Alors Odette kidnappe les petits et les conduit à l’abri en Touraine. Ils échappent ainsi à la déportation et probablement à la mort. La résistante, en dépit des risques énormes, reste cachée avec eux jusqu’en janvier 1943.

Ils débarquent à Morannes chez une tante qui tient une épicerie. « Elle ne pouvait pas nous loger dans un commerce, ce n’était pas possible. Alors, elle est allée voir le curé, il a très bien compris la situation. Alors, il a trouvé un dortoir. C’étaient les vacances, il n’y avait pas d’enfants.
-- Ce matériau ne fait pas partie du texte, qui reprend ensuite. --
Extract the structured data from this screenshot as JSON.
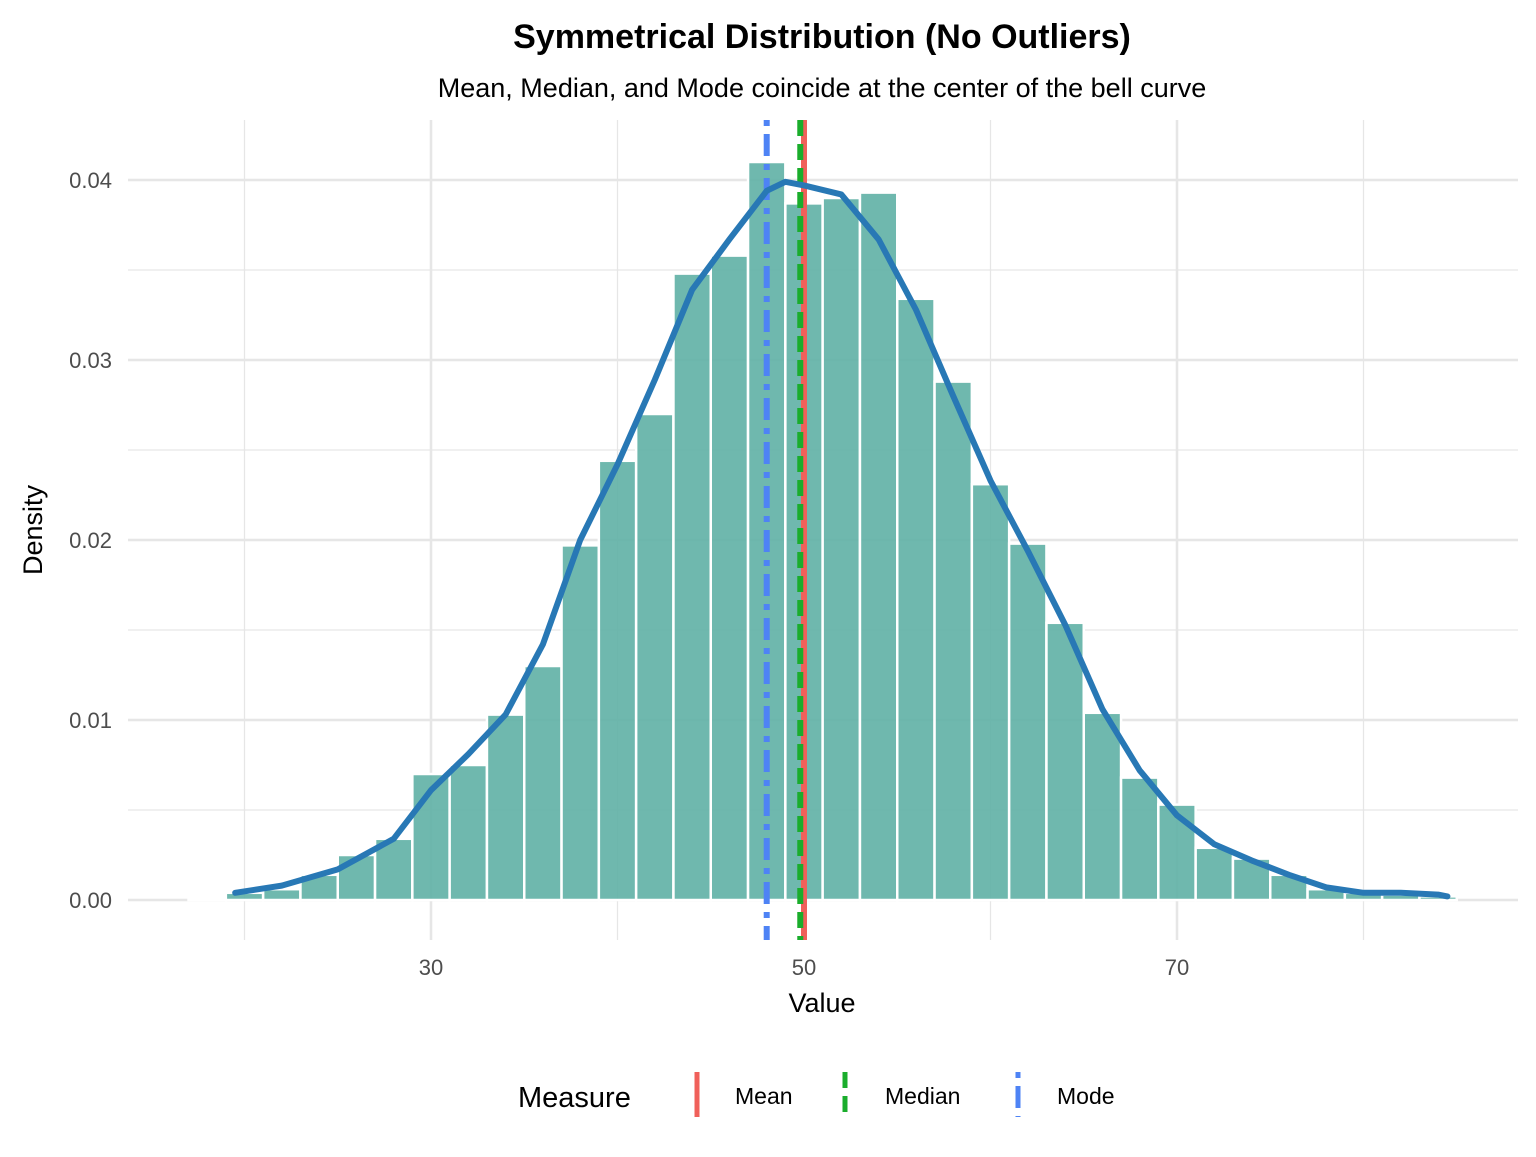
{
  "chart_data": {
    "type": "bar",
    "title": "Symmetrical Distribution (No Outliers)",
    "subtitle": "Mean, Median, and Mode coincide at the center of the bell curve",
    "xlabel": "Value",
    "ylabel": "Density",
    "xlim": [
      12,
      88
    ],
    "ylim": [
      -0.002,
      0.0435
    ],
    "xticks": [
      30,
      50,
      70
    ],
    "xtick_labels": [
      "30",
      "50",
      "70"
    ],
    "yticks": [
      0,
      0.01,
      0.02,
      0.03,
      0.04
    ],
    "ytick_labels": [
      "0.00",
      "0.01",
      "0.02",
      "0.03",
      "0.04"
    ],
    "grid": true,
    "bin_width": 2,
    "bar_color": "#5fb0a5",
    "histogram": {
      "centers": [
        18,
        20,
        22,
        24,
        26,
        28,
        30,
        32,
        34,
        36,
        38,
        40,
        42,
        44,
        46,
        48,
        50,
        52,
        54,
        56,
        58,
        60,
        62,
        64,
        66,
        68,
        70,
        72,
        74,
        76,
        78,
        80,
        82,
        84
      ],
      "values": [
        0.0001,
        0.0004,
        0.0006,
        0.0014,
        0.0025,
        0.0034,
        0.007,
        0.0075,
        0.0103,
        0.013,
        0.0197,
        0.0244,
        0.027,
        0.0348,
        0.0358,
        0.041,
        0.0387,
        0.039,
        0.0393,
        0.0334,
        0.0288,
        0.0231,
        0.0198,
        0.0154,
        0.0104,
        0.0068,
        0.0053,
        0.0029,
        0.0023,
        0.0014,
        0.0006,
        0.0004,
        0.0003,
        0.0002
      ]
    },
    "density_curve": {
      "color": "#2878b5",
      "x": [
        19.5,
        22,
        25,
        28,
        30,
        32,
        34,
        36,
        38,
        40,
        42,
        44,
        46,
        48,
        49,
        50,
        52,
        54,
        56,
        58,
        60,
        62,
        64,
        66,
        68,
        70,
        72,
        74,
        76,
        78,
        80,
        82,
        84,
        84.5
      ],
      "y": [
        0.0004,
        0.0008,
        0.0017,
        0.0034,
        0.0061,
        0.0081,
        0.0103,
        0.0142,
        0.02,
        0.0242,
        0.0289,
        0.0339,
        0.0367,
        0.0394,
        0.0399,
        0.0397,
        0.0392,
        0.0367,
        0.0328,
        0.028,
        0.0233,
        0.0194,
        0.0153,
        0.0106,
        0.0072,
        0.0047,
        0.0031,
        0.0022,
        0.0014,
        0.0007,
        0.0004,
        0.0004,
        0.0003,
        0.0002
      ]
    },
    "reference_lines": [
      {
        "name": "Mean",
        "x": 50.0,
        "color": "#f0605a",
        "dash": "solid"
      },
      {
        "name": "Median",
        "x": 49.8,
        "color": "#1aad2c",
        "dash": "dashed"
      },
      {
        "name": "Mode",
        "x": 48.0,
        "color": "#4e83f5",
        "dash": "dotdash"
      }
    ],
    "legend": {
      "title": "Measure",
      "position": "bottom"
    }
  }
}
Il y avait plein de lits, et puis au fond, il y avait comme un petit appartement, une pièce, une petite cuisine que les gens nous ont aménagée. Un petit truc, et puis on était là-haut, dans notre perchoir », décrit la centenaire.

Elle part alors chercher Louise Moscovici et la ramène à Tours auprès de ses enfants. Pendant les derniers mois de l’Occupation, Odette Blanchet vit avec les trois Moscovici chez son oncle et sa tante au village de Morannes.

Jean Meunier leur fournit des faux papiers et des cartes d’alimentation. La famille rentre à Vernoil-le-Fourrier en mars 1945. Il attestera dans un document du comité de la libération d’Indre-et-Loire avoir employé Odette Blanchet (son nom de jeune fille) à son service sous le pseudonyme « Michèle », matricule 95.607.

« Elle a été pendant plusieurs années mon agent de liaison et a assuré la garde de document très compromettant. Elle a apporté un dévouement inlassable à la lutte contre l’occupant en favorisant l’évasion d’internés et d’israélites », confirme le courrier officiel.

Héroïne de l’ombre qui déteste la lumière, la centenaire est d’une modestie exceptionnelle. Elle, qui a cœur de transmettre la mémoire, n’a jamais fait une gloire de cet épisode. La guerre a pourtant bouleversé son existence. Son mari Léon a été déporté à Auschwitz. Avec lui, elle a écumé les écoles et les lycées pour lutter contre l’oubli.

Odette Bergoffen recevra son insigne dans les salons de la mairie devant un parterre d’invités. « Ça prend du sens dans le contexte international et dans le contexte français. Que l’on distingue des gens qui se sont portés au secours d’enfants juifs, ça prend un sens dans la situation actuelle, puisque la multiplication des actes antisémites est quand même extrêmement spectaculaire depuis quelque temps. Ça va aller contre une tendance de la société française à verser dans un antisémitisme banal qui tente à oublier ce qui s’est passé pendant la Seconde Guerre mondiale », salue Alain Jacobzone.

Ce 8 mars, le petit Jean-Claude Moscovi âgé aujourd’hui de 88 ans, sera là pour assister à la remise de l’insigne d’Officier de la Légion d’honneur. Il vit désormais dans la maison où sa famille avait été raflée en 1942. Lui sait mieux que personne ce qu’Odette Bergoffen a permis et qu’aucune cérémonie ni aucune médaille ne suffiront à honorer sa force et son courage.